The best substitute for sugar when cooking thick jam

jamsubstitutionsthickening

I like cooking my own food and I often try to make it as healthy as possible. I would like to make my own jam with dark red cherries, but recipes often have loads of sugar. There are lots of different recipes without sugar, but they all have different substitutes and I was wondering which was the best substitute, in order to get a thick jam without using sugar.

What is the best substitute for sugar when cooking thick jam?

Best Answer

The conservation issue aside: It depends heavily on what fruits you want to use. Fruits that contain a lot of fiber might not need any thickening agent to get a good, spreadable consistency. This includes for example certain variants of apples or pears, but also things like plums if you don't discard the skins. The consistency may be a bit different from traditional jam, though.

However, if you have something that contains a lot of water, such as berries, you only have two options: either add pectin or cook it until it reduces very much.

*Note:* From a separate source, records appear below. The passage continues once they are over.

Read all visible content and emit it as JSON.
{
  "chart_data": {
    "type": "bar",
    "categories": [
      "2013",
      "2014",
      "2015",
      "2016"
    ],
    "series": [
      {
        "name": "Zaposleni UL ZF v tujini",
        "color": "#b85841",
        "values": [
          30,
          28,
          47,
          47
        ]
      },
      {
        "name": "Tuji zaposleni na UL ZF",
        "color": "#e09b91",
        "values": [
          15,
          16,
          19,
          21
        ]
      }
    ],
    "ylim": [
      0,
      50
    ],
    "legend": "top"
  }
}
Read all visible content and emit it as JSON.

The latter option may come with a loss of nutrients and taste, though, so let's concentrate on the pectin.

Normally, when you make jam, you add sugar that is already mixed with pectin to make the process easier. However, pectin can be bought in powder form, too (at least in Germany, you can find it in any better sorted supermarket). Furthermore, some fruits already contain a lot of natural pectin in their skins: black currants are a prime example [1]. If you like the taste and add enough of it, it might be enough to achieve the texture you want.

As for the amount of pectin needed: it depends heavily on what fruits you want to use. Pectin is activated by acid, so you might need to add some kind of acid to your jam to achieve the right consistency. It also needs to be cooked boiling for a few minutes. It's always a trial and error. Before I can my jam i always make a test by dropping a bit of jam into a bowl and put it in the freezer for a minute or two. If it has the right consistency when it is cold, I can it immediately.

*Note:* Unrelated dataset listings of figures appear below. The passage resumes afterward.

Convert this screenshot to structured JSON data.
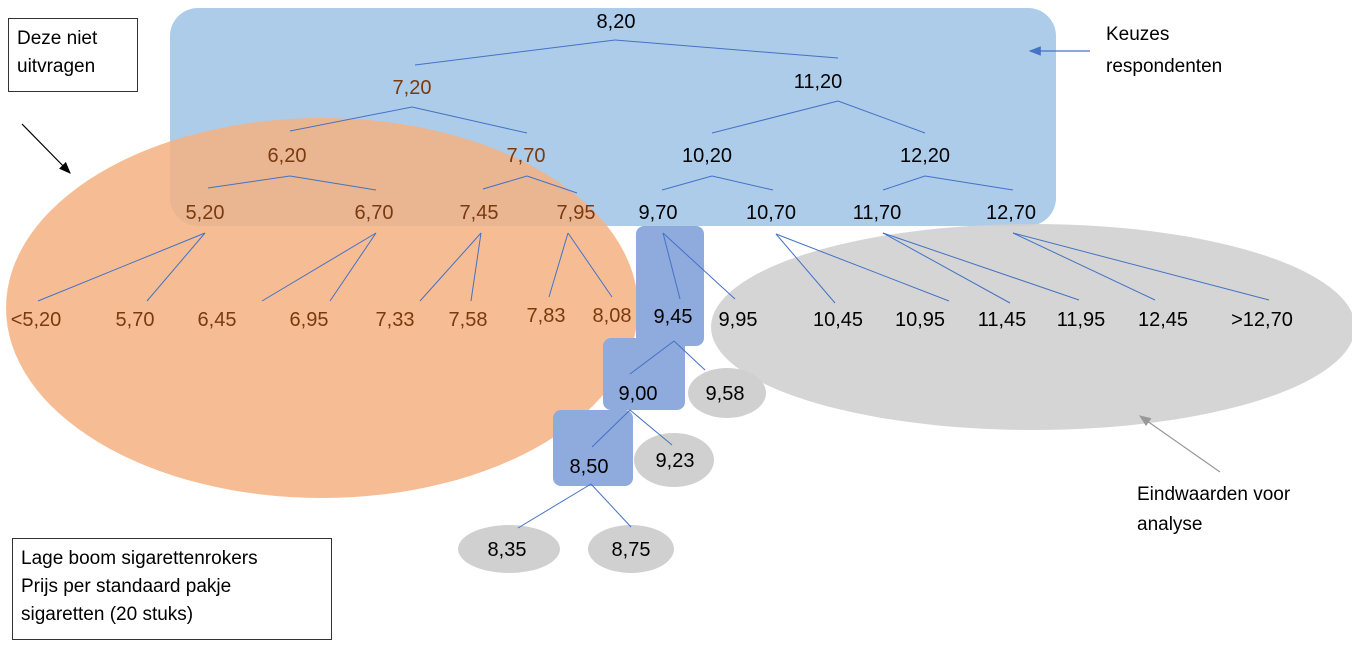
{
  "nodes": {
    "n820": "8,20",
    "n720": "7,20",
    "n1120": "11,20",
    "n620": "6,20",
    "n770": "7,70",
    "n1020": "10,20",
    "n1220": "12,20",
    "n520": "5,20",
    "n670": "6,70",
    "n745": "7,45",
    "n795": "7,95",
    "n970": "9,70",
    "n1070": "10,70",
    "n1170": "11,70",
    "n1270": "12,70",
    "nlt520": "<5,20",
    "n570": "5,70",
    "n645": "6,45",
    "n695": "6,95",
    "n733": "7,33",
    "n758": "7,58",
    "n783": "7,83",
    "n808": "8,08",
    "n945": "9,45",
    "n995": "9,95",
    "n1045": "10,45",
    "n1095": "10,95",
    "n1145": "11,45",
    "n1195": "11,95",
    "n1245": "12,45",
    "ngt1270": ">12,70",
    "n900": "9,00",
    "n958": "9,58",
    "n850": "8,50",
    "n923": "9,23",
    "n835": "8,35",
    "n875": "8,75"
  },
  "annotations": {
    "skip_box": [
      "Deze niet",
      "uitvragen"
    ],
    "choices": [
      "Keuzes",
      "respondenten"
    ],
    "endvalues": [
      "Eindwaarden voor",
      "analyse"
    ],
    "legend_box": [
      "Lage boom sigarettenrokers",
      "Prijs per standaard pakje",
      "sigaretten (20 stuks)"
    ]
  },
  "colors": {
    "blue_region": "#9dc3e6",
    "orange_region": "#f4b183",
    "grey_region": "#d0d0d0",
    "path_box": "#8faadc",
    "line": "#4472c4"
  }
}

Keep in mind though: The sugar is also a major component when it comes to a classic jam texture, so the texture without sugar will be different.

As for the sweetening without sugar: any sweetener should work fine, as long as you like the taste.

[1] side note: my mom once wanted to make black currant juice and instead it turned into jelly by accident. :D It was yummy, but a mess to get out of the bottles.

Edit: Regarding @rumtscho's comment: There are indeed several different kinds of pectin (I was only vaguely aware of that). Some need sugar to gel. The one I use is specifically marketed for jam production, so maybe that's something to keep in mind when buying pectin powder. In any case: it's worth a try. Just experiment a bit with it and hopefully you'll find what works for you.